In the first part of the thesis, we propose to apply NOMA to MEC for facilitating computation offloading. We first study power allocation for a multi-cluster NOMA network. We derive optimal solution for cross-cluster and inner-cluster power allocation to maximize the sum rate, and demonstrate the superiority of NOMA over OMA. On this basis, we investigate the resource allocation of NOMA-assisted single-cell MEC systems. We first consider a wirelessly powered MEC system. We propose a greedy offloading decision combined with optimal resource allocation, and show that while NOMA obtains the same computation rate as OMA, it achieves increased fairness. We then consider a MEC system, which employs multi-carrier NOMA for offloading. We propose low-complexity near-optimal solutions for sub-channel assignment, and optimal joint computing resource and transmission power allocation.

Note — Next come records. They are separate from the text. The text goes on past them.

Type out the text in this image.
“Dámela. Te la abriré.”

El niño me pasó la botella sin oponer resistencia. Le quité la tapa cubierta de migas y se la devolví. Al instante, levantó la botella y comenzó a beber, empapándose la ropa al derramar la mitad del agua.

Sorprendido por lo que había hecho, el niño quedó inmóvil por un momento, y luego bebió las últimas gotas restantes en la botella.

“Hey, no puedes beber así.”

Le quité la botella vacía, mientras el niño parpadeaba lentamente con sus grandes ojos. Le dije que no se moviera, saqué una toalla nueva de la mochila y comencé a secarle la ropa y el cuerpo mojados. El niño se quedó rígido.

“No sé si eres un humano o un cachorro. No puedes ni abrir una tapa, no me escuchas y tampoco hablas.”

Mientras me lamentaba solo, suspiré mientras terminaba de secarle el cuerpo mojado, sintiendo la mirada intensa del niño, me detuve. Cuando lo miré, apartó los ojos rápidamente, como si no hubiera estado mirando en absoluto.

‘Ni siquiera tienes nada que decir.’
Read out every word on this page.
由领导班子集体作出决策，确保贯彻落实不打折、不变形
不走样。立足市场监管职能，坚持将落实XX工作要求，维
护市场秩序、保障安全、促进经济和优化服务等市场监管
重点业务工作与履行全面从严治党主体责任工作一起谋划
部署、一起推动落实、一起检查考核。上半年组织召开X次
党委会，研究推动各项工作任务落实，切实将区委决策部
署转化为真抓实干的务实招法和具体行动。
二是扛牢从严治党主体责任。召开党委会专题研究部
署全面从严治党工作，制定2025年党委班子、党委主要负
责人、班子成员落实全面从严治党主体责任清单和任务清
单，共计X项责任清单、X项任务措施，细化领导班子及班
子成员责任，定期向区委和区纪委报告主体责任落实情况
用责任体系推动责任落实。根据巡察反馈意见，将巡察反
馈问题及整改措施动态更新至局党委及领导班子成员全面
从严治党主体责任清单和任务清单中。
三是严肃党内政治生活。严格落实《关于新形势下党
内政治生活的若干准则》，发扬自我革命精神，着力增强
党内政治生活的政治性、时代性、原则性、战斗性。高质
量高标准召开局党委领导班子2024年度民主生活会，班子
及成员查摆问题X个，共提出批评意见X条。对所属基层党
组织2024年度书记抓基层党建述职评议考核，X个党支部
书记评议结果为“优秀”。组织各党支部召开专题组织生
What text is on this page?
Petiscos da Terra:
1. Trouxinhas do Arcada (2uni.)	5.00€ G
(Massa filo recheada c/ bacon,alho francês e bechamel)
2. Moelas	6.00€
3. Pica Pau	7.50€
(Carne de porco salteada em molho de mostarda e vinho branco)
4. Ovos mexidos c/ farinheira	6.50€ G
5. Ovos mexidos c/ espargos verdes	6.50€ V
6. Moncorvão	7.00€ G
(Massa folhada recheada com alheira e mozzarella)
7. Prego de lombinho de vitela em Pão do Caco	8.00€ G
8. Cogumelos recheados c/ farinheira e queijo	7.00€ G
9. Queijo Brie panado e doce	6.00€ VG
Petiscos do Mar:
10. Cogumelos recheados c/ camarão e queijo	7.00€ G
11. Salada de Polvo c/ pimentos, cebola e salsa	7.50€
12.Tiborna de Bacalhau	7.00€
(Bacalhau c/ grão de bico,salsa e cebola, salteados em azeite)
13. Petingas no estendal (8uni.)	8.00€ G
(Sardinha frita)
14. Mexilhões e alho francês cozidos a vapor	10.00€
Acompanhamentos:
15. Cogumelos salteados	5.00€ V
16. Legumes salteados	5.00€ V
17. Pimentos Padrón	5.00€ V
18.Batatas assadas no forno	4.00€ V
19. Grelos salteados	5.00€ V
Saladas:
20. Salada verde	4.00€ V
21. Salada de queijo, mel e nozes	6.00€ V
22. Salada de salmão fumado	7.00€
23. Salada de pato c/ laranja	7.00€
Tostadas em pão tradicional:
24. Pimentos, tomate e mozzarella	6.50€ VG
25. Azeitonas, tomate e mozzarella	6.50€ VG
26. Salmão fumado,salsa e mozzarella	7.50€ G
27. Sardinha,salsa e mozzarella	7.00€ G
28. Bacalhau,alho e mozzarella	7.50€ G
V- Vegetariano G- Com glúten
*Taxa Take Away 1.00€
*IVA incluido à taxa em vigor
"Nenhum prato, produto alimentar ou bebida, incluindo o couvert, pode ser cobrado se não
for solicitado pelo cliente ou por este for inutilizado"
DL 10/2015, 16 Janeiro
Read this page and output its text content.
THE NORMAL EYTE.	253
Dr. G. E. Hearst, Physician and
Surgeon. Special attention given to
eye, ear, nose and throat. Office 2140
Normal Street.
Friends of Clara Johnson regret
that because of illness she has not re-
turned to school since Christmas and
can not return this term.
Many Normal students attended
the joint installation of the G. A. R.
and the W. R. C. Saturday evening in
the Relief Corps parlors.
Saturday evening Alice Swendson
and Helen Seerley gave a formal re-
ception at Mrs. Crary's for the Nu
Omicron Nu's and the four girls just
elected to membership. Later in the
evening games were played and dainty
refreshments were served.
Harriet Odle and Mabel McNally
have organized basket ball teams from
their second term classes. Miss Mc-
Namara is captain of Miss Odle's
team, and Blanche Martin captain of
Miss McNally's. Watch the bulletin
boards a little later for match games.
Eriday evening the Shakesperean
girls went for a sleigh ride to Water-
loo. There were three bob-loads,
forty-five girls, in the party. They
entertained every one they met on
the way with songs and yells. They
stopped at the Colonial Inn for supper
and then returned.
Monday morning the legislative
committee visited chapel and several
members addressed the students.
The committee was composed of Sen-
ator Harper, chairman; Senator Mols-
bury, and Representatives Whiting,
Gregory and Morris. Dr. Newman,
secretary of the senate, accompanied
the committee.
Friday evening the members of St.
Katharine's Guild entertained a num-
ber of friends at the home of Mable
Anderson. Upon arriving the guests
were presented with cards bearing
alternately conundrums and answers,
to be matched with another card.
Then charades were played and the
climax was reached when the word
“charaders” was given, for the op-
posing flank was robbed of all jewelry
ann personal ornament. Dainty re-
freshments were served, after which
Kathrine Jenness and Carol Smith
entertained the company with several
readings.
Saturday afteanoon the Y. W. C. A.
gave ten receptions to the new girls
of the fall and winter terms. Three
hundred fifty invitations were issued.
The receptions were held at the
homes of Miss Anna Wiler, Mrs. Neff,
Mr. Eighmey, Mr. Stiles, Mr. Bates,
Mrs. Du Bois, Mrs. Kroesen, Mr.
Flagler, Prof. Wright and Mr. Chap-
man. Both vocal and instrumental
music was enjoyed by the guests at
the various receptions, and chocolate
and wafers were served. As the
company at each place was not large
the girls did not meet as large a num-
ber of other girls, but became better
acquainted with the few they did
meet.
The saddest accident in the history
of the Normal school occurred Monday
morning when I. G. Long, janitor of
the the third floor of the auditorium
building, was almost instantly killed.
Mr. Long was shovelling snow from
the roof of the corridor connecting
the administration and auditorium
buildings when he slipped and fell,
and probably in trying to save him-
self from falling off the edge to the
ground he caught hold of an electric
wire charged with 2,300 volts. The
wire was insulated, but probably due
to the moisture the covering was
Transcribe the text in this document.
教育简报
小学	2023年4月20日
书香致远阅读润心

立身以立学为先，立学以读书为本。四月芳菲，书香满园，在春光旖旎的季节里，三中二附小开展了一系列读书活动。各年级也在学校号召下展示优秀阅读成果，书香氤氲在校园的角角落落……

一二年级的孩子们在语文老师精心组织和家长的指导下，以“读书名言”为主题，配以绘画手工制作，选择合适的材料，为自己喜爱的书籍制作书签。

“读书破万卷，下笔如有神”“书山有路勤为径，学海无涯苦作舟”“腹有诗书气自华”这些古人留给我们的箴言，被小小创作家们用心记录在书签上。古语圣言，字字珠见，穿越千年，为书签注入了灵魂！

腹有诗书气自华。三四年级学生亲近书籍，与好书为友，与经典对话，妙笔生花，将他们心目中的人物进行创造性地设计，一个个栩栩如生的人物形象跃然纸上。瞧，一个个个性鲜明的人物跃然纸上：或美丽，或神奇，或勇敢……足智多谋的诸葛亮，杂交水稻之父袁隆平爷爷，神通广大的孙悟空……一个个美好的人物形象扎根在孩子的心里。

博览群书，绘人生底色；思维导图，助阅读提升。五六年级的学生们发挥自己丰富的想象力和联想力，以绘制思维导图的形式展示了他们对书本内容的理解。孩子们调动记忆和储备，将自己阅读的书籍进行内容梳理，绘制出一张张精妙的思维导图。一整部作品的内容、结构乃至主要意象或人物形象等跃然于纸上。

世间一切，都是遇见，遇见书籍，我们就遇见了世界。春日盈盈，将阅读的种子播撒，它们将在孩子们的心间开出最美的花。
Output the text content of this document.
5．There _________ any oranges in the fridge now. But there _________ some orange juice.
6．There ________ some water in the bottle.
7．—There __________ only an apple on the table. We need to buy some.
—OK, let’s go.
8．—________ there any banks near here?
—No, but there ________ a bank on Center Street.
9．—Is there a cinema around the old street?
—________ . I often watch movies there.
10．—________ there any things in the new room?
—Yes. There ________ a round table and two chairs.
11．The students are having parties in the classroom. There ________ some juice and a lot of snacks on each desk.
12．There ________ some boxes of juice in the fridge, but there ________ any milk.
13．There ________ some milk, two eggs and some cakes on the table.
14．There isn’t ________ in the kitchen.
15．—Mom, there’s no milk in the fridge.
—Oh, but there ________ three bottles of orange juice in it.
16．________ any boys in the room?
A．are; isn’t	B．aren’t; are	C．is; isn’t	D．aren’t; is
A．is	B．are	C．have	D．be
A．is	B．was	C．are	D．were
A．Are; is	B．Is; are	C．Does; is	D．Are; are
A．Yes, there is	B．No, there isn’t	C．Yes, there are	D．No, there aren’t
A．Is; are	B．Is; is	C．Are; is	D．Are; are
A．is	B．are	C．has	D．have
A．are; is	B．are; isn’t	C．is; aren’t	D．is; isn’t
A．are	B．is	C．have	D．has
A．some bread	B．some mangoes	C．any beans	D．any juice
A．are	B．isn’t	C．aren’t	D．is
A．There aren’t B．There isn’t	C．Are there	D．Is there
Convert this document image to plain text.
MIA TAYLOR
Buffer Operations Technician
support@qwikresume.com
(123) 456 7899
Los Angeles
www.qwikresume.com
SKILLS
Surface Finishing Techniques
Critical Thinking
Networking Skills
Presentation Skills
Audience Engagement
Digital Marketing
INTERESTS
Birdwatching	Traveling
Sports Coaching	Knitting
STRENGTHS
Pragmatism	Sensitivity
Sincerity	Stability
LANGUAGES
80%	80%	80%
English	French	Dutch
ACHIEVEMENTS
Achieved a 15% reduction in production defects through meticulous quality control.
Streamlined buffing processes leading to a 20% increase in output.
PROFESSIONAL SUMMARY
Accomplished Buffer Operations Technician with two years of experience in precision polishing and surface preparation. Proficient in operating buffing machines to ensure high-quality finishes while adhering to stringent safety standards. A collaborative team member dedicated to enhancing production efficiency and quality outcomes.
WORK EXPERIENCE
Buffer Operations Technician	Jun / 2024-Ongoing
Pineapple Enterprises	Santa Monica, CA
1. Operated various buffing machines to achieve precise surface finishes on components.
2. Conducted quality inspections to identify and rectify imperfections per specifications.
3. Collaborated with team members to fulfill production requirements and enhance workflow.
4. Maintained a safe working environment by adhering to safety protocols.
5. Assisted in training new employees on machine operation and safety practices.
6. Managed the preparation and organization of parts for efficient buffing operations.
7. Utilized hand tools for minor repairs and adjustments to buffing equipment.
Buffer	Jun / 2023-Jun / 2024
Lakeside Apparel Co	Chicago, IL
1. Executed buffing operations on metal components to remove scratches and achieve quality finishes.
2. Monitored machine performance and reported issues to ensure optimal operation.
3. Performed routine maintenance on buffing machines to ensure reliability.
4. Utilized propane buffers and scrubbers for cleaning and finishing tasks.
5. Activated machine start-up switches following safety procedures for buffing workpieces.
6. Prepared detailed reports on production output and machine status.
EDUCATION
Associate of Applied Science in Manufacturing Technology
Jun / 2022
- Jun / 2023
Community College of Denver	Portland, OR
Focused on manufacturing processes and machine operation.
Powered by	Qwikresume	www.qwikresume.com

In the second part of the thesis, we study the problem of transmission energy minimization for multi-cell MEC systems, now employing OMA. We first consider the scenario, where each user only offloads to its nearest base station. We transform the network-wide resource allocation into a convex optimization problem, and propose a distributed algorithm that achieves optimal solution. We then investigate the more general scenario, where each user can offload to multiple base stations for parallel processing. We first show that the joint resource allocation problem is non-convex. We study the complexity of optimizing a part of the system parameters, and based on these results propose an iterative algorithm that converges to a local optimum. 

The results in this thesis reveal the importance of advanced transmission techniques for computation offloading and the necessity of joint communication and computing resources allocation in various MEC systems.